16. The method of claim 15, wherein the cytokines include one or more of the following; a) IFN-γ; b) IL-17; c) TNF-α; d) TGF-β (3; e) IL-10; f) IL-2

17. The method of claim 1, wherein assessment of the dose of said combination needed is determined by measuring the reactivity of circulating T cells against pancreatic antigens cultured with said T cells in protein or peptide form.

18. The method of claim 17, wherein the pancreatic antigens are components of the following proteins; a) Insulin; b) Proinsulin; c) GAD65; d) GAD67; e) tyrosine phosphatase IA-2; f) Chromogranin A; g) zinc transporter 8; h) ICA69.

19. The method of claim 1, wherein assessment of the dose of said combination needed is performed by quantification of immune regulatory/anti-inflammatory T cells in the circulation.

20. The method of claim 19, wherein said regulatory T cells are detected by an agent capable of binding a molecule selected from the group of: a) forkhead box protein 3 (FoxP3); b) CD25; c) TGF-β; d) glucocorticoid-induced TNFR-related protein (GITR); d) CTLA-4.

21. The method of claim 1, wherein assessment of the dose of said combination needed is performed based on measurements of adiposity selected from the group consisting of: a) Body mass index; b) Waist circumference; c) Percent body fat; d) Leptin levels.

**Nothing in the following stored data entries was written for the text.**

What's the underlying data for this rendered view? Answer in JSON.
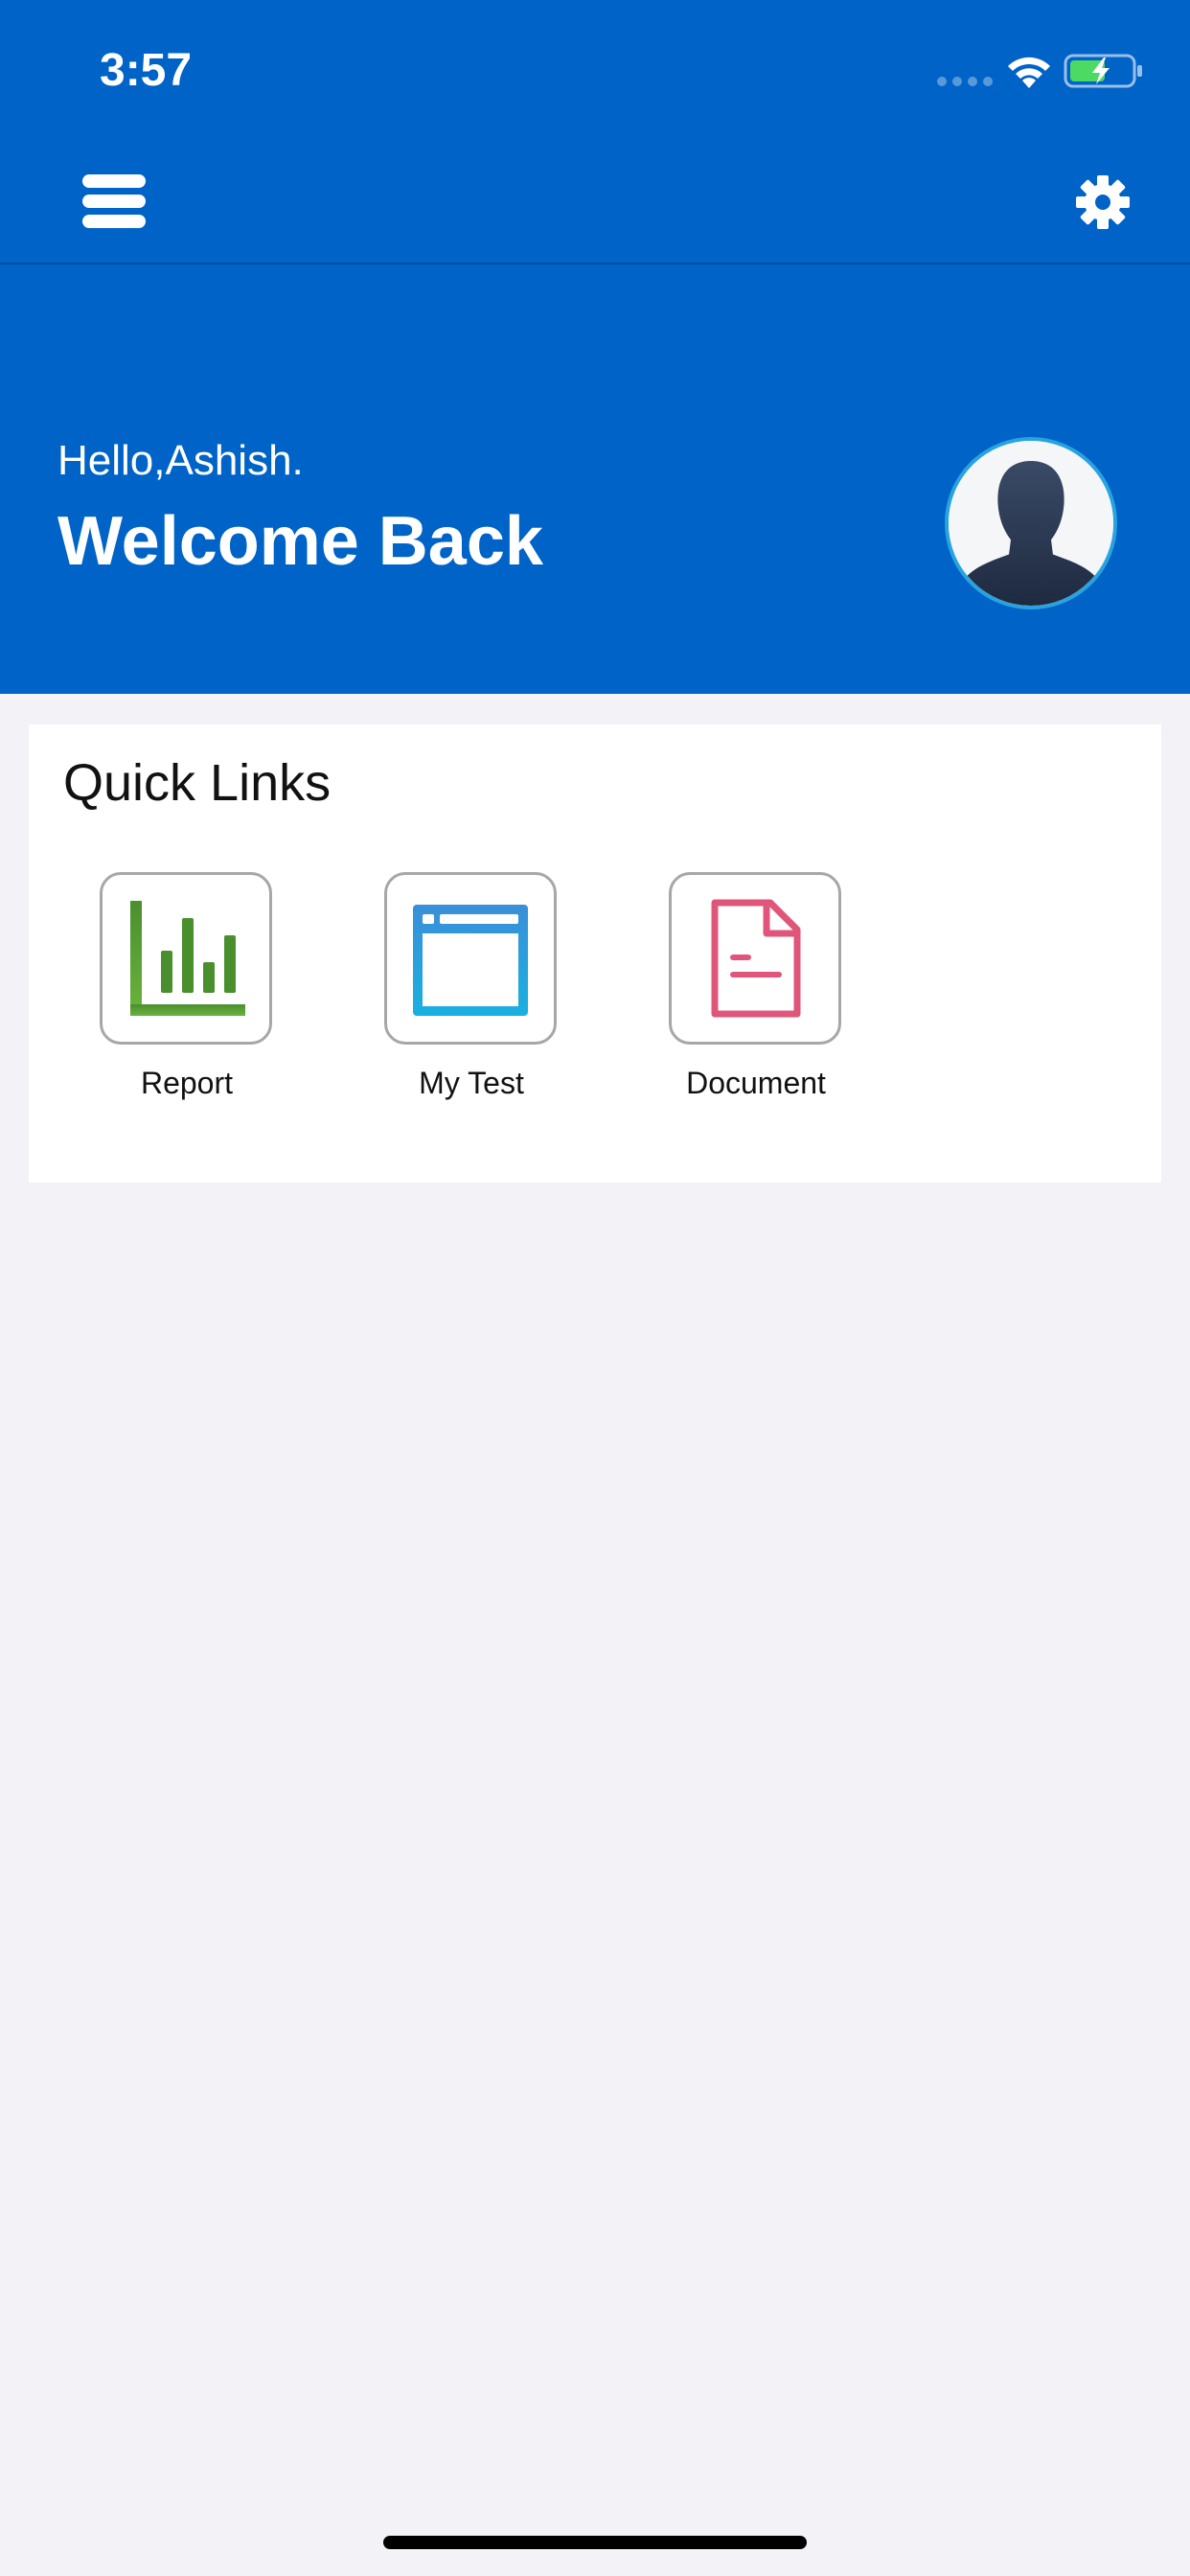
{
  "status_bar": {
    "time": "3:57"
  },
  "nav_bar": {
    "menu_icon": "hamburger-menu-icon",
    "settings_icon": "gear-icon"
  },
  "header": {
    "greeting": "Hello,Ashish.",
    "welcome": "Welcome Back",
    "avatar_icon": "user-silhouette-icon"
  },
  "quick_links": {
    "title": "Quick Links",
    "items": [
      {
        "label": "Report",
        "icon": "bar-chart-icon",
        "color": "#4a8f2e"
      },
      {
        "label": "My Test",
        "icon": "browser-window-icon",
        "color": "#2a8fd4"
      },
      {
        "label": "Document",
        "icon": "document-icon",
        "color": "#e0567a"
      }
    ]
  },
  "colors": {
    "primary": "#0063c7",
    "background": "#f2f2f7",
    "card": "#ffffff",
    "avatar_ring": "#29a3e0",
    "battery_fill": "#4cd964"
  }
}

22. The method of claim 1, wherein assessment of the dose of said combination needed is performed by evaluation of acute phase inflammatory proteins in the blood selected from the group consisting of: a) fibrinogen; b) IL-6; and c) high sensitivity C-reactive protein.

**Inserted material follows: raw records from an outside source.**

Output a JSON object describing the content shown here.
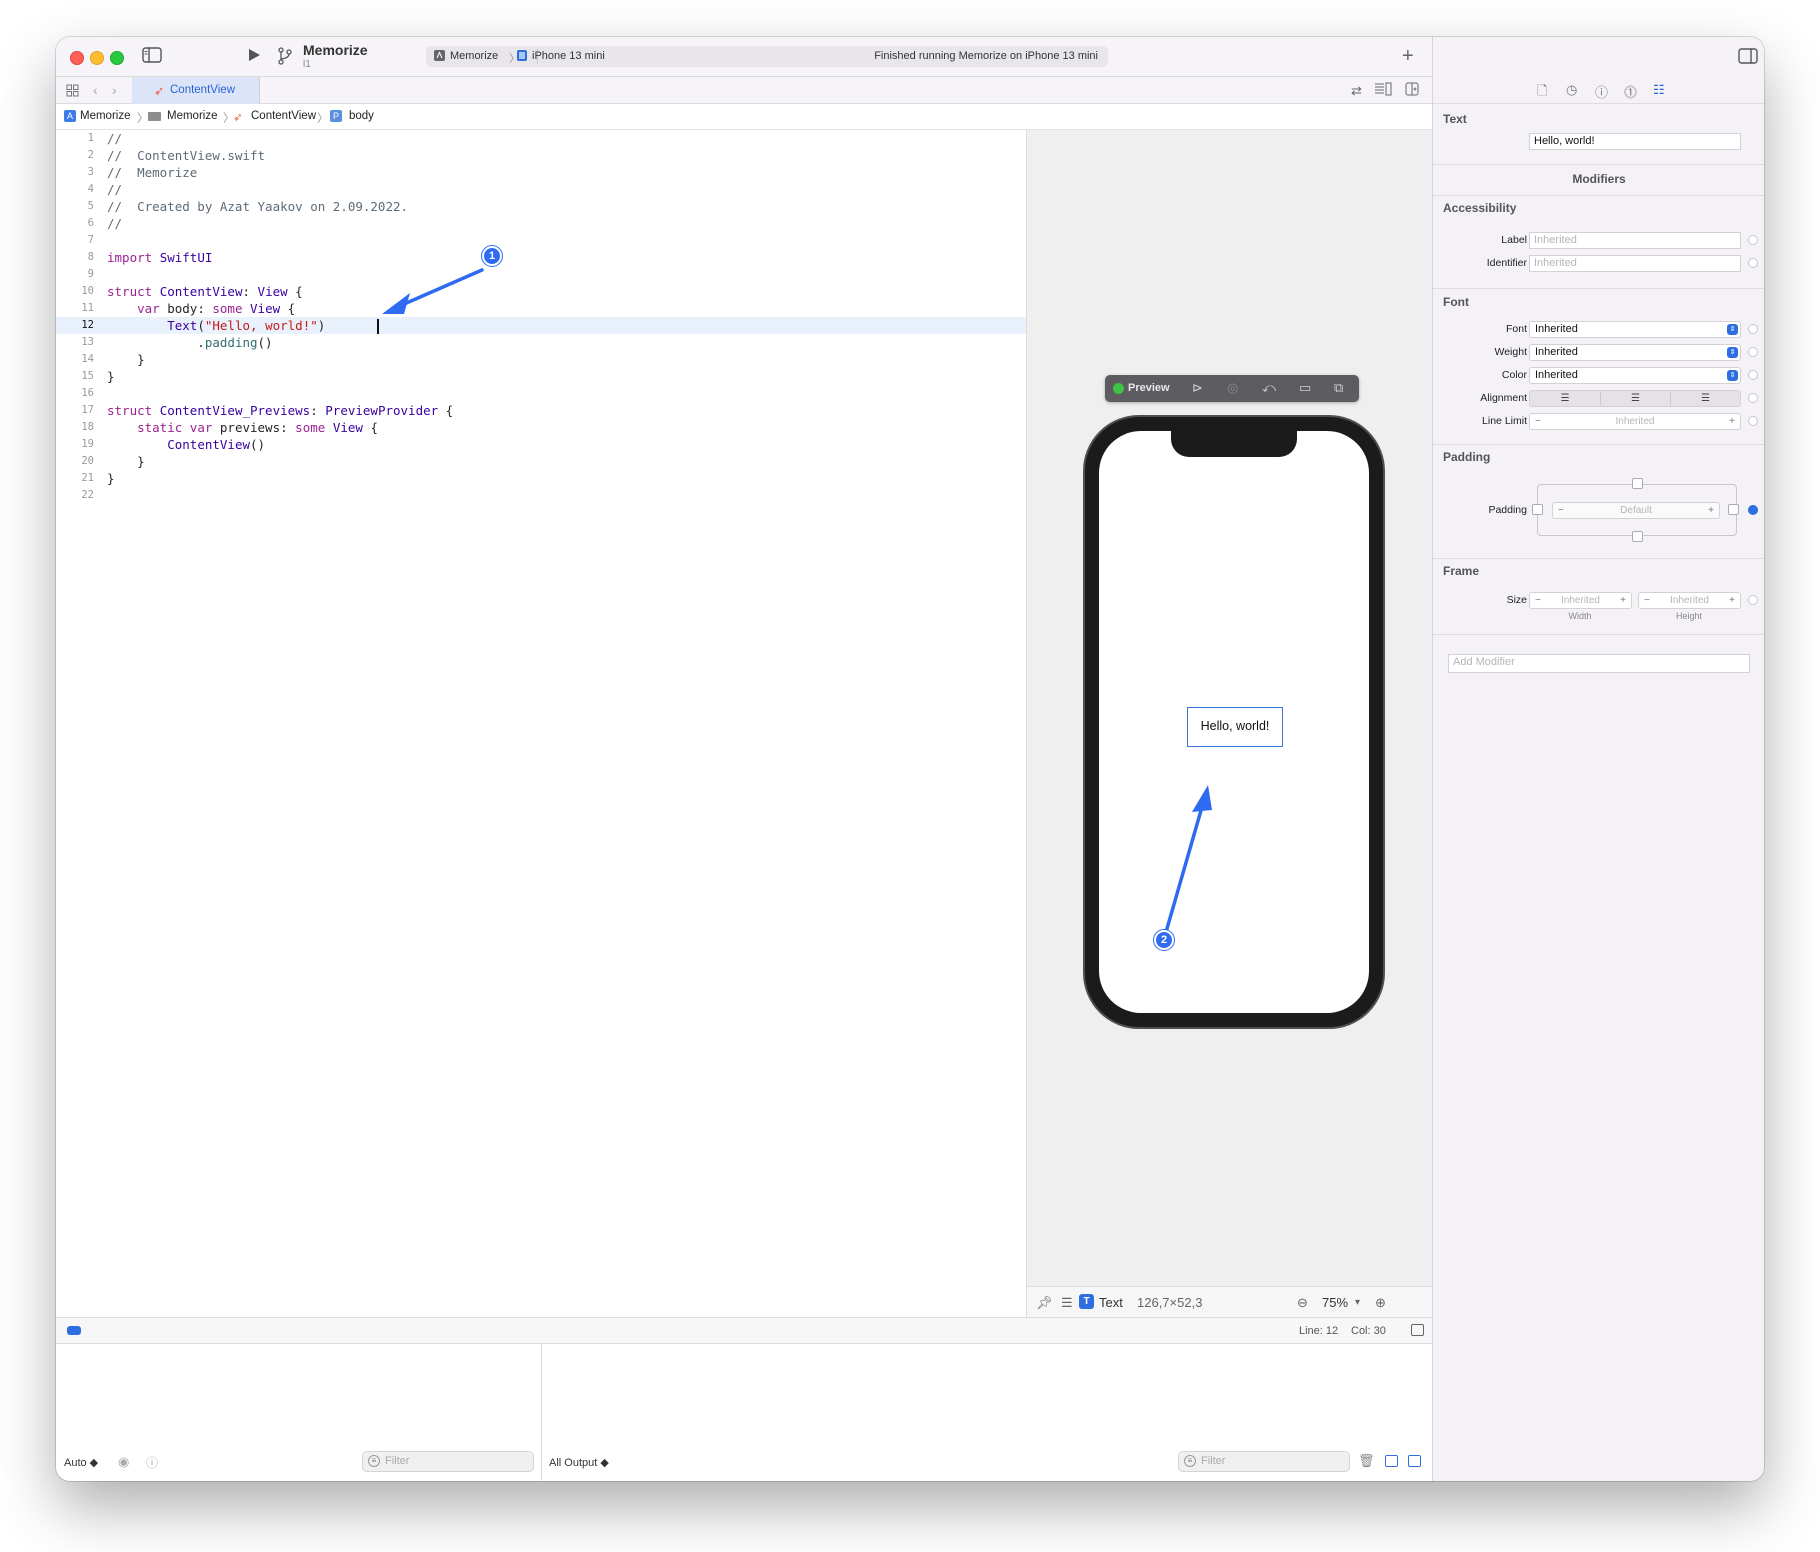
{
  "toolbar": {
    "scheme_title": "Memorize",
    "scheme_sub": "l1",
    "destination_project": "Memorize",
    "destination_device": "iPhone 13 mini",
    "status_message": "Finished running Memorize on iPhone 13 mini",
    "add_label": "+"
  },
  "tabs": [
    {
      "label": "ContentView"
    }
  ],
  "breadcrumb": [
    "Memorize",
    "Memorize",
    "ContentView",
    "body"
  ],
  "code_lines": [
    {
      "n": "1",
      "text": "//"
    },
    {
      "n": "2",
      "text": "//  ContentView.swift"
    },
    {
      "n": "3",
      "text": "//  Memorize"
    },
    {
      "n": "4",
      "text": "//"
    },
    {
      "n": "5",
      "text": "//  Created by Azat Yaakov on 2.09.2022."
    },
    {
      "n": "6",
      "text": "//"
    },
    {
      "n": "7",
      "text": ""
    },
    {
      "n": "8",
      "text": "import SwiftUI"
    },
    {
      "n": "9",
      "text": ""
    },
    {
      "n": "10",
      "text": "struct ContentView: View {"
    },
    {
      "n": "11",
      "text": "    var body: some View {"
    },
    {
      "n": "12",
      "text": "        Text(\"Hello, world!\")"
    },
    {
      "n": "13",
      "text": "            .padding()"
    },
    {
      "n": "14",
      "text": "    }"
    },
    {
      "n": "15",
      "text": "}"
    },
    {
      "n": "16",
      "text": ""
    },
    {
      "n": "17",
      "text": "struct ContentView_Previews: PreviewProvider {"
    },
    {
      "n": "18",
      "text": "    static var previews: some View {"
    },
    {
      "n": "19",
      "text": "        ContentView()"
    },
    {
      "n": "20",
      "text": "    }"
    },
    {
      "n": "21",
      "text": "}"
    },
    {
      "n": "22",
      "text": ""
    }
  ],
  "current_line": "12",
  "preview": {
    "label": "Preview",
    "hello_text": "Hello, world!",
    "selection_type": "Text",
    "selection_size": "126,7×52,3",
    "zoom": "75%"
  },
  "status_bar": {
    "line": "Line: 12",
    "col": "Col: 30"
  },
  "debug": {
    "auto_label": "Auto ◆",
    "filter_placeholder": "Filter",
    "output_label": "All Output ◆"
  },
  "inspector": {
    "text_section": "Text",
    "text_value": "Hello, world!",
    "modifiers_title": "Modifiers",
    "accessibility_section": "Accessibility",
    "label_label": "Label",
    "label_placeholder": "Inherited",
    "identifier_label": "Identifier",
    "identifier_placeholder": "Inherited",
    "font_section": "Font",
    "font_label": "Font",
    "font_value": "Inherited",
    "weight_label": "Weight",
    "weight_value": "Inherited",
    "color_label": "Color",
    "color_value": "Inherited",
    "alignment_label": "Alignment",
    "line_limit_label": "Line Limit",
    "line_limit_value": "Inherited",
    "padding_section": "Padding",
    "padding_label": "Padding",
    "padding_value": "Default",
    "frame_section": "Frame",
    "size_label": "Size",
    "width_value": "Inherited",
    "height_value": "Inherited",
    "width_caption": "Width",
    "height_caption": "Height",
    "add_modifier_placeholder": "Add Modifier"
  },
  "annotations": [
    {
      "label": "1"
    },
    {
      "label": "2"
    }
  ],
  "colors": {
    "accent": "#2a63d6",
    "annotation": "#2f6bf2",
    "keyword": "#9b2393",
    "string": "#c41a16"
  }
}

23. A method to increase the efficacy of a stem/progenitor cell mobilizing agent in a subject suffering from diabetes comprising: identifying a subject suffering from diabetes, administering said mobilizing agent to said subject together with a composition containing one or more ingredients selected from a group consisting of: Magnesium, Chromium Piccolinate, Alpha lipoic acid, Garcina indica, holy basil, Morodica charantica, cinnamon, Salacia reticulate, Salacia oblonga, Gymnema sylvestre, nopal cactus, fenu greek, vanadium, 1-carnitine, and vitamin D3.